The split political personality that has stymied reform of Iowa's commercial property taxes will continue in the Iowa Legislature after voters returned a Republican majority to the Iowa House and a Democrat majority to the Senate. Still, efforts to change the system will be top of mind.
Sen. Jack Hatch, the Des Moines Democrat who along with a cohort from Cedar Rapids cast the votes that killed reform efforts in their chamber during last year's legislative session, said he is ready to return with a new proposal. Gov. Terry Branstad is ready to press ahead with his efforts to lower the tax to improve the state's economic development climate, a spokesman said.
Hatch is not ready to discuss the proposal in detail, but his concept is to draft a plan that would benefit small businesses and protect property tax revenues that flow to local governments. The plan would calculate property tax reductions based on "an overall set of incentives" that would spur development.
"I think I've got a twist here that no one else has. We're going to look at providing property tax reduction based on what Iowa wants to value in its manufacturing and business growth areas," Hatch said.
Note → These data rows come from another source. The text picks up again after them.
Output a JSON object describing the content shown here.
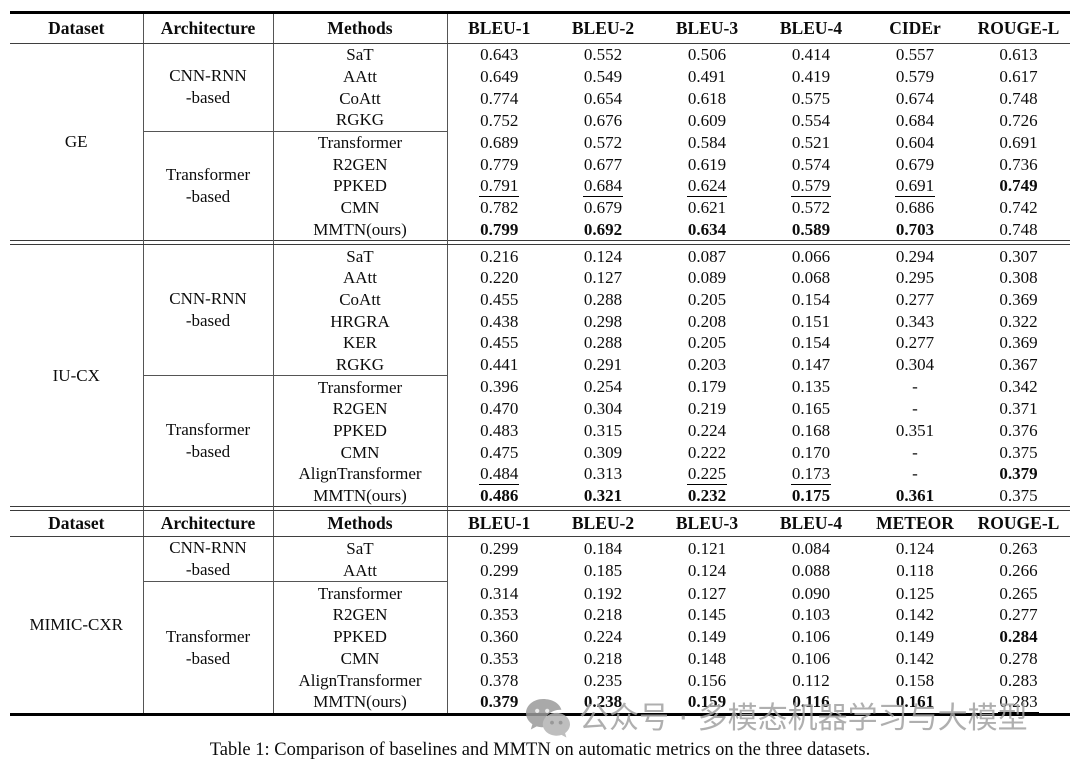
{
  "colors": {
    "text": "#0c0c0c",
    "thin_rule": "#555555",
    "thick_rule": "#000000",
    "watermark": "#a2a2a2"
  },
  "table": {
    "header1": {
      "dataset": "Dataset",
      "architecture": "Architecture",
      "methods": "Methods",
      "metrics": [
        "BLEU-1",
        "BLEU-2",
        "BLEU-3",
        "BLEU-4",
        "CIDEr",
        "ROUGE-L"
      ]
    },
    "header2": {
      "dataset": "Dataset",
      "architecture": "Architecture",
      "methods": "Methods",
      "metrics": [
        "BLEU-1",
        "BLEU-2",
        "BLEU-3",
        "BLEU-4",
        "METEOR",
        "ROUGE-L"
      ]
    },
    "sections": [
      {
        "dataset": "GE",
        "repeat_header": false,
        "groups": [
          {
            "architecture": "CNN-RNN\n-based",
            "rows": [
              {
                "method": "SaT",
                "values": [
                  "0.643",
                  "0.552",
                  "0.506",
                  "0.414",
                  "0.557",
                  "0.613"
                ],
                "styles": [
                  "",
                  "",
                  "",
                  "",
                  "",
                  ""
                ]
              },
              {
                "method": "AAtt",
                "values": [
                  "0.649",
                  "0.549",
                  "0.491",
                  "0.419",
                  "0.579",
                  "0.617"
                ],
                "styles": [
                  "",
                  "",
                  "",
                  "",
                  "",
                  ""
                ]
              },
              {
                "method": "CoAtt",
                "values": [
                  "0.774",
                  "0.654",
                  "0.618",
                  "0.575",
                  "0.674",
                  "0.748"
                ],
                "styles": [
                  "",
                  "",
                  "",
                  "",
                  "",
                  "u"
                ]
              },
              {
                "method": "RGKG",
                "values": [
                  "0.752",
                  "0.676",
                  "0.609",
                  "0.554",
                  "0.684",
                  "0.726"
                ],
                "styles": [
                  "",
                  "",
                  "",
                  "",
                  "",
                  ""
                ]
              }
            ]
          },
          {
            "architecture": "Transformer\n-based",
            "rows": [
              {
                "method": "Transformer",
                "values": [
                  "0.689",
                  "0.572",
                  "0.584",
                  "0.521",
                  "0.604",
                  "0.691"
                ],
                "styles": [
                  "",
                  "",
                  "",
                  "",
                  "",
                  ""
                ]
              },
              {
                "method": "R2GEN",
                "values": [
                  "0.779",
                  "0.677",
                  "0.619",
                  "0.574",
                  "0.679",
                  "0.736"
                ],
                "styles": [
                  "",
                  "",
                  "",
                  "",
                  "",
                  ""
                ]
              },
              {
                "method": "PPKED",
                "values": [
                  "0.791",
                  "0.684",
                  "0.624",
                  "0.579",
                  "0.691",
                  "0.749"
                ],
                "styles": [
                  "u",
                  "u",
                  "u",
                  "u",
                  "u",
                  "b"
                ]
              },
              {
                "method": "CMN",
                "values": [
                  "0.782",
                  "0.679",
                  "0.621",
                  "0.572",
                  "0.686",
                  "0.742"
                ],
                "styles": [
                  "",
                  "",
                  "",
                  "",
                  "",
                  ""
                ]
              },
              {
                "method": "MMTN(ours)",
                "values": [
                  "0.799",
                  "0.692",
                  "0.634",
                  "0.589",
                  "0.703",
                  "0.748"
                ],
                "styles": [
                  "b",
                  "b",
                  "b",
                  "b",
                  "b",
                  "u"
                ]
              }
            ]
          }
        ]
      },
      {
        "dataset": "IU-CX",
        "repeat_header": false,
        "groups": [
          {
            "architecture": "CNN-RNN\n-based",
            "rows": [
              {
                "method": "SaT",
                "values": [
                  "0.216",
                  "0.124",
                  "0.087",
                  "0.066",
                  "0.294",
                  "0.307"
                ],
                "styles": [
                  "",
                  "",
                  "",
                  "",
                  "",
                  ""
                ]
              },
              {
                "method": "AAtt",
                "values": [
                  "0.220",
                  "0.127",
                  "0.089",
                  "0.068",
                  "0.295",
                  "0.308"
                ],
                "styles": [
                  "",
                  "",
                  "",
                  "",
                  "",
                  ""
                ]
              },
              {
                "method": "CoAtt",
                "values": [
                  "0.455",
                  "0.288",
                  "0.205",
                  "0.154",
                  "0.277",
                  "0.369"
                ],
                "styles": [
                  "",
                  "",
                  "",
                  "",
                  "",
                  ""
                ]
              },
              {
                "method": "HRGRA",
                "values": [
                  "0.438",
                  "0.298",
                  "0.208",
                  "0.151",
                  "0.343",
                  "0.322"
                ],
                "styles": [
                  "",
                  "",
                  "",
                  "",
                  "",
                  ""
                ]
              },
              {
                "method": "KER",
                "values": [
                  "0.455",
                  "0.288",
                  "0.205",
                  "0.154",
                  "0.277",
                  "0.369"
                ],
                "styles": [
                  "",
                  "",
                  "",
                  "",
                  "",
                  ""
                ]
              },
              {
                "method": "RGKG",
                "values": [
                  "0.441",
                  "0.291",
                  "0.203",
                  "0.147",
                  "0.304",
                  "0.367"
                ],
                "styles": [
                  "",
                  "",
                  "",
                  "",
                  "",
                  ""
                ]
              }
            ]
          },
          {
            "architecture": "Transformer\n-based",
            "rows": [
              {
                "method": "Transformer",
                "values": [
                  "0.396",
                  "0.254",
                  "0.179",
                  "0.135",
                  "-",
                  "0.342"
                ],
                "styles": [
                  "",
                  "",
                  "",
                  "",
                  "",
                  ""
                ]
              },
              {
                "method": "R2GEN",
                "values": [
                  "0.470",
                  "0.304",
                  "0.219",
                  "0.165",
                  "-",
                  "0.371"
                ],
                "styles": [
                  "",
                  "",
                  "",
                  "",
                  "",
                  ""
                ]
              },
              {
                "method": "PPKED",
                "values": [
                  "0.483",
                  "0.315",
                  "0.224",
                  "0.168",
                  "0.351",
                  "0.376"
                ],
                "styles": [
                  "",
                  "u",
                  "",
                  "",
                  "u",
                  "u"
                ]
              },
              {
                "method": "CMN",
                "values": [
                  "0.475",
                  "0.309",
                  "0.222",
                  "0.170",
                  "-",
                  "0.375"
                ],
                "styles": [
                  "",
                  "",
                  "",
                  "",
                  "",
                  ""
                ]
              },
              {
                "method": "AlignTransformer",
                "values": [
                  "0.484",
                  "0.313",
                  "0.225",
                  "0.173",
                  "-",
                  "0.379"
                ],
                "styles": [
                  "u",
                  "",
                  "u",
                  "u",
                  "",
                  "b"
                ]
              },
              {
                "method": "MMTN(ours)",
                "values": [
                  "0.486",
                  "0.321",
                  "0.232",
                  "0.175",
                  "0.361",
                  "0.375"
                ],
                "styles": [
                  "b",
                  "b",
                  "b",
                  "b",
                  "b",
                  ""
                ]
              }
            ]
          }
        ]
      },
      {
        "dataset": "MIMIC-CXR",
        "repeat_header": true,
        "groups": [
          {
            "architecture": "CNN-RNN\n-based",
            "rows": [
              {
                "method": "SaT",
                "values": [
                  "0.299",
                  "0.184",
                  "0.121",
                  "0.084",
                  "0.124",
                  "0.263"
                ],
                "styles": [
                  "",
                  "",
                  "",
                  "",
                  "",
                  ""
                ]
              },
              {
                "method": "AAtt",
                "values": [
                  "0.299",
                  "0.185",
                  "0.124",
                  "0.088",
                  "0.118",
                  "0.266"
                ],
                "styles": [
                  "",
                  "",
                  "",
                  "",
                  "",
                  ""
                ]
              }
            ]
          },
          {
            "architecture": "Transformer\n-based",
            "rows": [
              {
                "method": "Transformer",
                "values": [
                  "0.314",
                  "0.192",
                  "0.127",
                  "0.090",
                  "0.125",
                  "0.265"
                ],
                "styles": [
                  "",
                  "",
                  "",
                  "",
                  "",
                  ""
                ]
              },
              {
                "method": "R2GEN",
                "values": [
                  "0.353",
                  "0.218",
                  "0.145",
                  "0.103",
                  "0.142",
                  "0.277"
                ],
                "styles": [
                  "",
                  "",
                  "",
                  "",
                  "",
                  ""
                ]
              },
              {
                "method": "PPKED",
                "values": [
                  "0.360",
                  "0.224",
                  "0.149",
                  "0.106",
                  "0.149",
                  "0.284"
                ],
                "styles": [
                  "",
                  "",
                  "",
                  "",
                  "",
                  "b"
                ]
              },
              {
                "method": "CMN",
                "values": [
                  "0.353",
                  "0.218",
                  "0.148",
                  "0.106",
                  "0.142",
                  "0.278"
                ],
                "styles": [
                  "",
                  "",
                  "",
                  "",
                  "",
                  ""
                ]
              },
              {
                "method": "AlignTransformer",
                "values": [
                  "0.378",
                  "0.235",
                  "0.156",
                  "0.112",
                  "0.158",
                  "0.283"
                ],
                "styles": [
                  "u",
                  "u",
                  "u",
                  "u",
                  "u",
                  "u"
                ]
              },
              {
                "method": "MMTN(ours)",
                "values": [
                  "0.379",
                  "0.238",
                  "0.159",
                  "0.116",
                  "0.161",
                  "0.283"
                ],
                "styles": [
                  "b",
                  "b",
                  "b",
                  "b",
                  "b",
                  "u"
                ]
              }
            ]
          }
        ]
      }
    ]
  },
  "caption": "Table 1: Comparison of baselines and MMTN on automatic metrics on the three datasets.",
  "watermark": {
    "icon": "wechat-icon",
    "text": "公众号 · 多模态机器学习与大模型"
  }
}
The plan also would help replenish, at least in part, city coffers that would take a revenue hit from a reduction in the commercial property tax.
Real estate professional and Waukee City Councilman Dan Dutcher said he would like to see a break for commercial properties, but he is concerned about the impact on municipal budgets.
"Any tax relief we can get on the commercial side would be welcome, it certainly would make us more competitive with other states. I know we are a lot more onerous related to commercial property than other states," said Dutcher, who is senior vice president at Terrus Real Estate Group LLC.
Dutcher has been on the Waukee council for three years. He is a former planning and zoning commissioner and his 30 years in commercial real estate have given him some perspective on the commercial property tax debate.
Waukee relies heavily on residential property taxes. However, the city is poised for a boom in commercial development with once Alice's Road gets an interchange at Interstate 80.
"The cities' most profitable end of revenues comes from commercial property taxes," Dutcher said. "We're trying to grow the commercial tax base. It puts little strain on the expense side, so commercial revenues drop right to the bottom line."
For now, a reduction in commercial property tax revenues would have little impact on Waukee, he said, but it would affect cities such as West Des Moines, which has a large commercial tax base.